While the Court dismissed this aspect of Ocular’s defence, it did not rule on other aspects, including Ocular’s allegation that Ms. Coutinho was properly dismissed for just cause. Those parts of the claim have yet to be determined.

Key Take-Aways

The right to sue for constructive dismissal is meant to provide employees with protection when their employer’s comments or actions suggest they will no longer abide by the terms of an employment agreement, but their conduct falls short of a clear termination. But the concept is ill-applied to situations where employers must temporarily lay employees off to survive. In such situations, an employer is not suggesting they no longer intend to be bound by the employment contract. Rather, they are doing what is necessary to preserve the business, so that the employment relationship can continue.

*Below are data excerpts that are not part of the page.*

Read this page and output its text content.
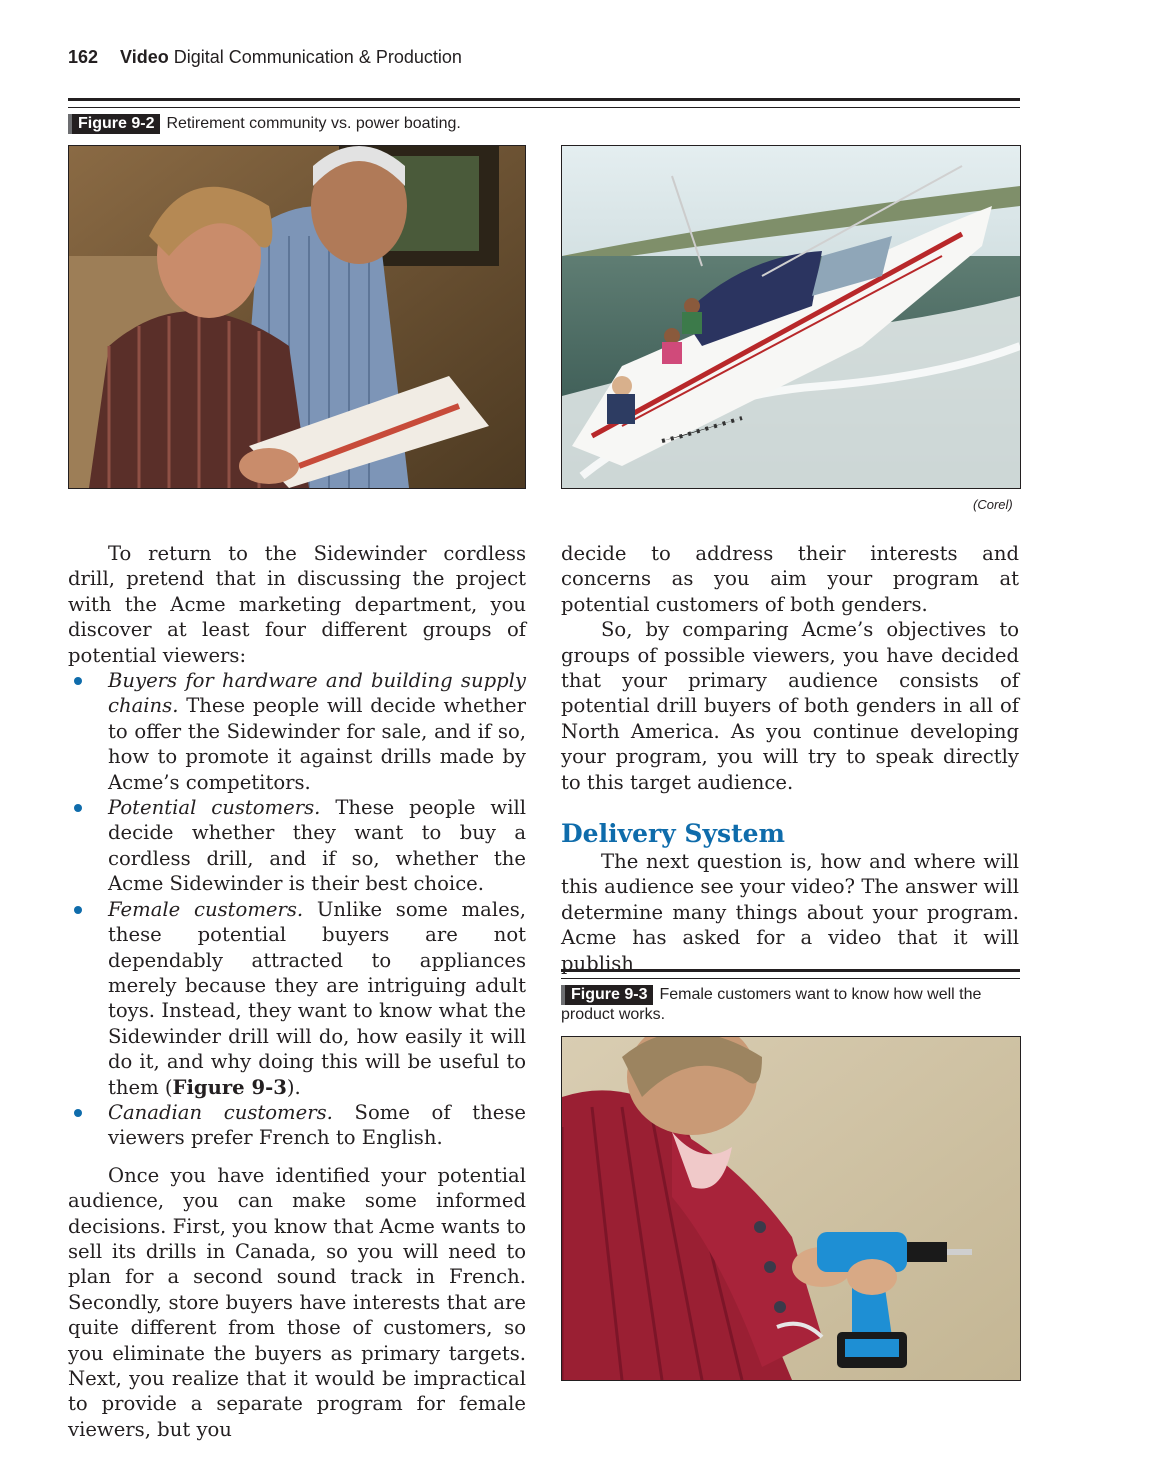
162 Video Digital Communication & Production
Figure 9-2 Retirement community vs. power boating.
(Corel)

To return to the Sidewinder cordless drill, pretend that in discussing the project with the Acme marketing department, you discover at least four different groups of potential viewers:

Buyers for hardware and building supply chains. These people will decide whether to offer the Sidewinder for sale, and if so, how to promote it against drills made by Acme’s competitors.
Potential customers. These people will decide whether they want to buy a cordless drill, and if so, whether the Acme Sidewinder is their best choice.
Female customers. Unlike some males, these potential buyers are not dependably attracted to appliances merely because they are intriguing adult toys. Instead, they want to know what the Sidewinder drill will do, how easily it will do it, and why doing this will be useful to them (Figure 9-3).
Canadian customers. Some of these viewers prefer French to English.

Once you have identified your potential audience, you can make some informed decisions. First, you know that Acme wants to sell its drills in Canada, so you will need to plan for a second sound track in French. Secondly, store buyers have interests that are quite different from those of customers, so you eliminate the buyers as primary targets. Next, you realize that it would be impractical to provide a separate program for female viewers, but you

decide to address their interests and concerns as you aim your program at potential customers of both genders.

So, by comparing Acme’s objectives to groups of possible viewers, you have decided that your primary audience consists of potential drill buyers of both genders in all of North America. As you continue developing your program, you will try to speak directly to this target audience.

Delivery System

The next question is, how and where will this audience see your video? The answer will determine many things about your program. Acme has asked for a video that it will publish

Figure 9-3 Female customers want to know how well the product works.
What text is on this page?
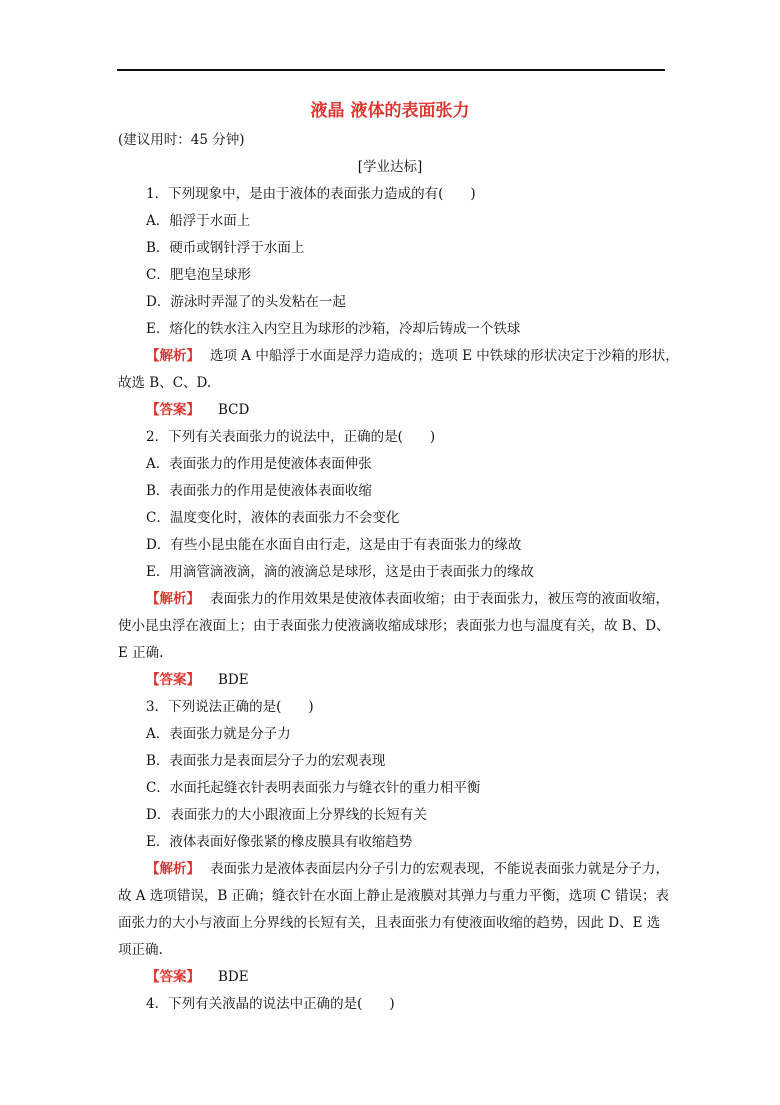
液晶 液体的表面张力
(建议用时：45 分钟)
[学业达标]
1．下列现象中，是由于液体的表面张力造成的有(　　)
A．船浮于水面上
B．硬币或钢针浮于水面上
C．肥皂泡呈球形
D．游泳时弄湿了的头发粘在一起
E．熔化的铁水注入内空且为球形的沙箱，冷却后铸成一个铁球
【解析】 选项 A 中船浮于水面是浮力造成的；选项 E 中铁球的形状决定于沙箱的形状，
故选 B、C、D.
【答案】 BCD
2．下列有关表面张力的说法中，正确的是(　　)
A．表面张力的作用是使液体表面伸张
B．表面张力的作用是使液体表面收缩
C．温度变化时，液体的表面张力不会变化
D．有些小昆虫能在水面自由行走，这是由于有表面张力的缘故
E．用滴管滴液滴，滴的液滴总是球形，这是由于表面张力的缘故
【解析】 表面张力的作用效果是使液体表面收缩；由于表面张力，被压弯的液面收缩，
使小昆虫浮在液面上；由于表面张力使液滴收缩成球形；表面张力也与温度有关，故 B、D、
E 正确.
【答案】 BDE
3．下列说法正确的是(　　)
A．表面张力就是分子力
B．表面张力是表面层分子力的宏观表现
C．水面托起缝衣针表明表面张力与缝衣针的重力相平衡
D．表面张力的大小跟液面上分界线的长短有关
E．液体表面好像张紧的橡皮膜具有收缩趋势
【解析】 表面张力是液体表面层内分子引力的宏观表现，不能说表面张力就是分子力，
故 A 选项错误，B 正确；缝衣针在水面上静止是液膜对其弹力与重力平衡，选项 C 错误；表
面张力的大小与液面上分界线的长短有关，且表面张力有使液面收缩的趋势，因此 D、E 选
项正确.
【答案】 BDE
4．下列有关液晶的说法中正确的是(　　)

While it was open to the Court to refer to the Ministry of Labour’s publication to better understand the Regulation, there is some danger in overreliance. Read closely, it becomes clear that the Ministry is not saying that the Regulation cannot oust an employee’s common-law rights, just that it does not necessarily do so. Further, since it is not clear that the Ministry of Labour drafted or introduced the bill that led to the Regulation, the Ministry may not be in the best position to discuss the Regulation’s intended application.

As a general matter, an employee’s common-law rights will govern until they are replaced by legislation or contract. Since the provincial government explicitly allowed employers to temporarily lay employees off during COVID, it seems counter-intuitive that the same conduct would result in liability under the common-law. Not only does this lead to inconsistency and confusion, but it also encourages employees to bring claims through an already backlogged court system, against financially-strapped employers.

However, there is still hope for employers that this decision will be appealed. We will provide an update if and when this happens. In the meantime, employers should seek expert advice when faced with employee claims or planning workforce changes.

[1] The “Covid-19 period” runs from March 1, 2020 until July 3, 2021. However, the period may be extended by way of an amendment to Ontario Regulation 228/20, or otherwise.